The researchers returned in the fall after 15 years to the Mexican village to study the relationship between the Mexican Pima Indians’ increasingly “westernized” lifestyle and their genetic predisposition for obesity and diabetes.

“Since we were last there, the environmental circumstances of the village have changed,” Schulz says, explaining how the electrical supply to the region has increased, cars have become more prevalent and grocery stores have appeared.

She points out that this changing environment affects non-Pima Mexicans who also live in the village as much as it does the Mexican Pima Indians living there.

“These two groups of people have undergone the same lifestyle changes over the past 15 years but they have different genes,” Schulz explains. “Therefore, we hope to separate out the role genes play versus the role lifestyle plays.”

Question

The researchers are attempting to answer why a person who is genetically predisposed to develop diabetes does not develop it.

ANSWER: GENES AREN’T YOUR DESTINY

Just as genes provide the codes for producing proteins, various chemicals called epigenetic marks sit atop genes and offer basic instructions to them, telling them to switch on or off

Biologists offer this analogy as an explanation: if the genome is the hardware, then the epigenome is the software. “I can load Windows, if I want, on my Mac,” says Joseph Ecker, a Salk Institute biologist and leading epigenetic scientist. “You’re going to have the same chip in there, the same genome, but different software. And the outcome is a different cell type.”

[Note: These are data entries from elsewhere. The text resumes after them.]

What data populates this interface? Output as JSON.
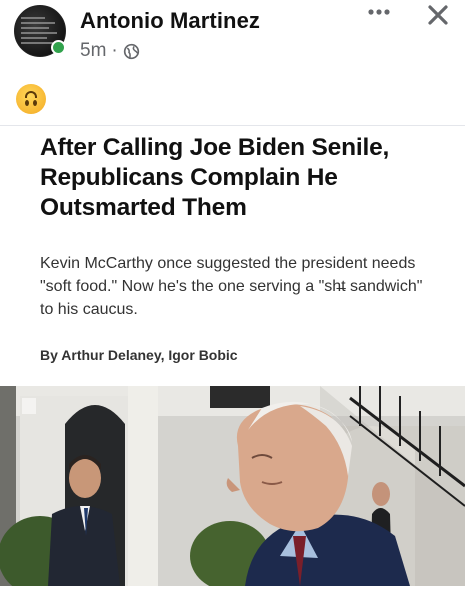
{
  "post": {
    "author": "Antonio Martinez",
    "time": "5m",
    "separator": "·",
    "emoji": "🙃"
  },
  "icons": {
    "more": "more-dots-icon",
    "close": "close-icon",
    "audience": "globe-icon",
    "online": "online-status-icon"
  },
  "article": {
    "headline": "After Calling Joe Biden Senile, Republicans Complain He Outsmarted Them",
    "deck": "Kevin McCarthy once suggested the president needs \"soft food.\" Now he's the one serving a \"sh̶t sandwich\" to his caucus.",
    "byline": "By Arthur Delaney, Igor Bobic"
  },
  "colors": {
    "online": "#31a24c",
    "meta_gray": "#65676b",
    "text": "#050505"
  }
}
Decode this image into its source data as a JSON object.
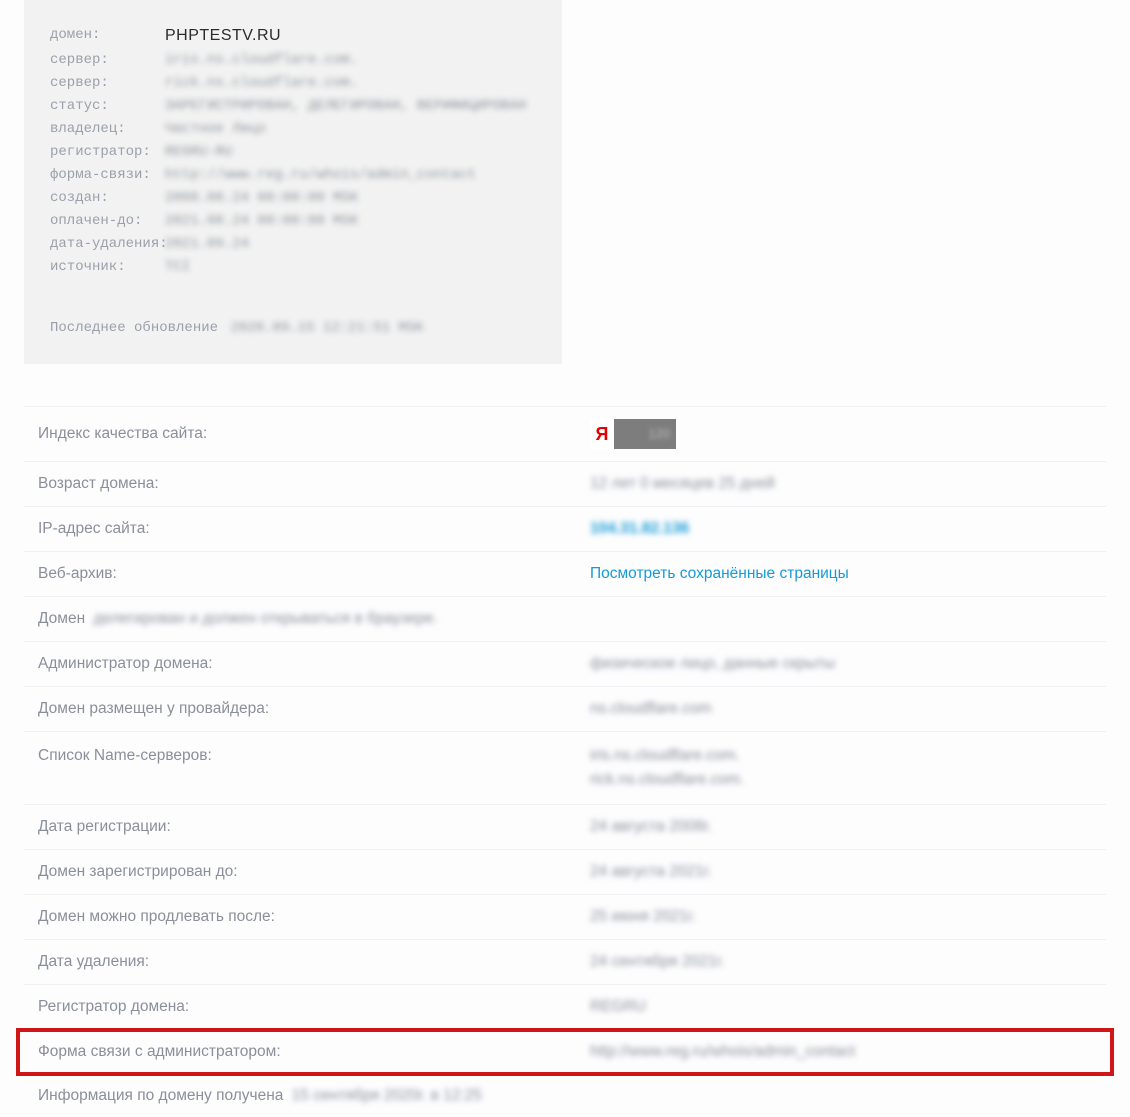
{
  "whois": {
    "labels": {
      "domain": "домен:",
      "server1": "сервер:",
      "server2": "сервер:",
      "status": "статус:",
      "owner": "владелец:",
      "registrar": "регистратор:",
      "contact_form": "форма-связи:",
      "created": "создан:",
      "paid_till": "оплачен-до:",
      "delete_date": "дата-удаления:",
      "source": "источник:"
    },
    "values": {
      "domain": "PHPTESTV.RU",
      "server1": "iris.ns.cloudflare.com.",
      "server2": "rick.ns.cloudflare.com.",
      "status": "ЗАРЕГИСТРИРОВАН, ДЕЛЕГИРОВАН, ВЕРИФИЦИРОВАН",
      "owner": "Частное Лицо",
      "registrar": "REGRU-RU",
      "contact_form": "http://www.reg.ru/whois/admin_contact",
      "created": "2008.08.24 00:00:00 MSK",
      "paid_till": "2021.08.24 00:00:00 MSK",
      "delete_date": "2021.09.24",
      "source": "TCI"
    },
    "footer_label": "Последнее обновление",
    "footer_value": "2020.09.15 12:21:51 MSK"
  },
  "rows": {
    "quality_index_label": "Индекс качества сайта:",
    "badge_letter": "Я",
    "badge_value": "120",
    "age_label": "Возраст домена:",
    "age_value": "12 лет 0 месяцев 25 дней",
    "ip_label": "IP-адрес сайта:",
    "ip_value": "104.31.82.136",
    "webarchive_label": "Веб-архив:",
    "webarchive_link": "Посмотреть сохранённые страницы",
    "domain_status_left": "Домен",
    "domain_status_rest": "делегирован и должен открываться в браузере.",
    "admin_label": "Администратор домена:",
    "admin_value": "физическое лицо, данные скрыты",
    "provider_label": "Домен размещен у провайдера:",
    "provider_value": "ns.cloudflare.com",
    "ns_label": "Список Name-серверов:",
    "ns1": "iris.ns.cloudflare.com.",
    "ns2": "rick.ns.cloudflare.com.",
    "reg_date_label": "Дата регистрации:",
    "reg_date_value": "24 августа 2008г.",
    "reg_until_label": "Домен зарегистрирован до:",
    "reg_until_value": "24 августа 2021г.",
    "renew_after_label": "Домен можно продлевать после:",
    "renew_after_value": "25 июня 2021г.",
    "del_date_label": "Дата удаления:",
    "del_date_value": "24 сентября 2021г.",
    "registrar_label": "Регистратор домена:",
    "registrar_value": "REGRU",
    "contact_form_label": "Форма связи с администратором:",
    "contact_form_value": "http://www.reg.ru/whois/admin_contact",
    "info_prefix": "Информация по домену получена",
    "info_value": "15 сентября 2020г. в 12:25"
  }
}
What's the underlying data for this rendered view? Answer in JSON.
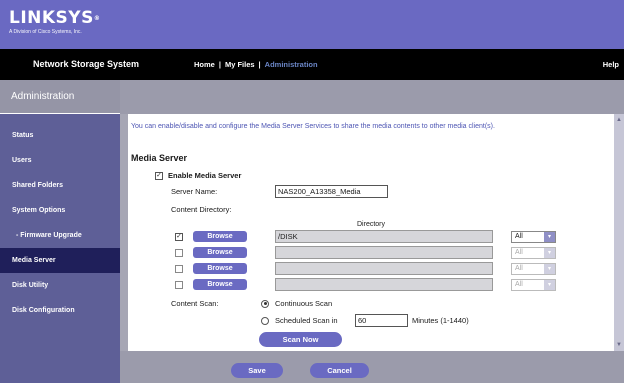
{
  "brand": {
    "name": "LINKSYS",
    "tagline": "A Division of Cisco Systems, Inc."
  },
  "app_title": "Network Storage System",
  "nav": {
    "home": "Home",
    "my_files": "My Files",
    "administration": "Administration",
    "separator": "|",
    "help": "Help",
    "active": "administration"
  },
  "sidebar": {
    "title": "Administration",
    "items": [
      {
        "label": "Status"
      },
      {
        "label": "Users"
      },
      {
        "label": "Shared Folders"
      },
      {
        "label": "System Options"
      },
      {
        "label": "- Firmware Upgrade"
      },
      {
        "label": "Media Server",
        "active": true
      },
      {
        "label": "Disk Utility"
      },
      {
        "label": "Disk Configuration"
      }
    ]
  },
  "main": {
    "intro": "You can enable/disable and configure the Media Server Services to share the media contents to other media client(s).",
    "section_title": "Media Server",
    "enable": {
      "label": "Enable Media Server",
      "checked": true
    },
    "server_name": {
      "label": "Server Name:",
      "value": "NAS200_A13358_Media"
    },
    "content_directory": {
      "label": "Content Directory:",
      "column_header": "Directory",
      "browse_label": "Browse",
      "rows": [
        {
          "checked": true,
          "path": "/DISK",
          "option": "All",
          "enabled": true
        },
        {
          "checked": false,
          "path": "",
          "option": "All",
          "enabled": false
        },
        {
          "checked": false,
          "path": "",
          "option": "All",
          "enabled": false
        },
        {
          "checked": false,
          "path": "",
          "option": "All",
          "enabled": false
        }
      ]
    },
    "content_scan": {
      "label": "Content Scan:",
      "continuous": "Continuous Scan",
      "scheduled_prefix": "Scheduled Scan in",
      "scheduled_value": "60",
      "scheduled_suffix": "Minutes (1-1440)",
      "selected": "continuous",
      "scan_now": "Scan Now"
    }
  },
  "footer": {
    "save": "Save",
    "cancel": "Cancel"
  },
  "colors": {
    "brand_purple": "#6a69c2",
    "sidebar_bg": "#5e5f97",
    "sidebar_active": "#1f1f5a",
    "intro_text": "#4d55b3",
    "button": "#6a6ac2"
  },
  "icons": {
    "checkbox_check": "✓",
    "select_caret": "▾",
    "scroll_up": "▲",
    "scroll_down": "▼"
  }
}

At its most basic, epigenetics is the study of changes in gene activity that do not involve alterations to the genetic code but still get passed down to at least one successive generation. These patterns of gene expression are governed by the cellular material — the epigenome — that sits on top of the genome, just outside it (hence the prefix epi-, which means above). It is these epigenetic “marks” that tell your genes to switch on or off, to speak loudly or whisper. It is through epigenetic marks that environmental factors like diet, stress and prenatal nutrition can make an imprint on genes that is passed from one generation to the next.

Save The Money

Save the money, the studies already prove epigenetics is the main factor in gene expression.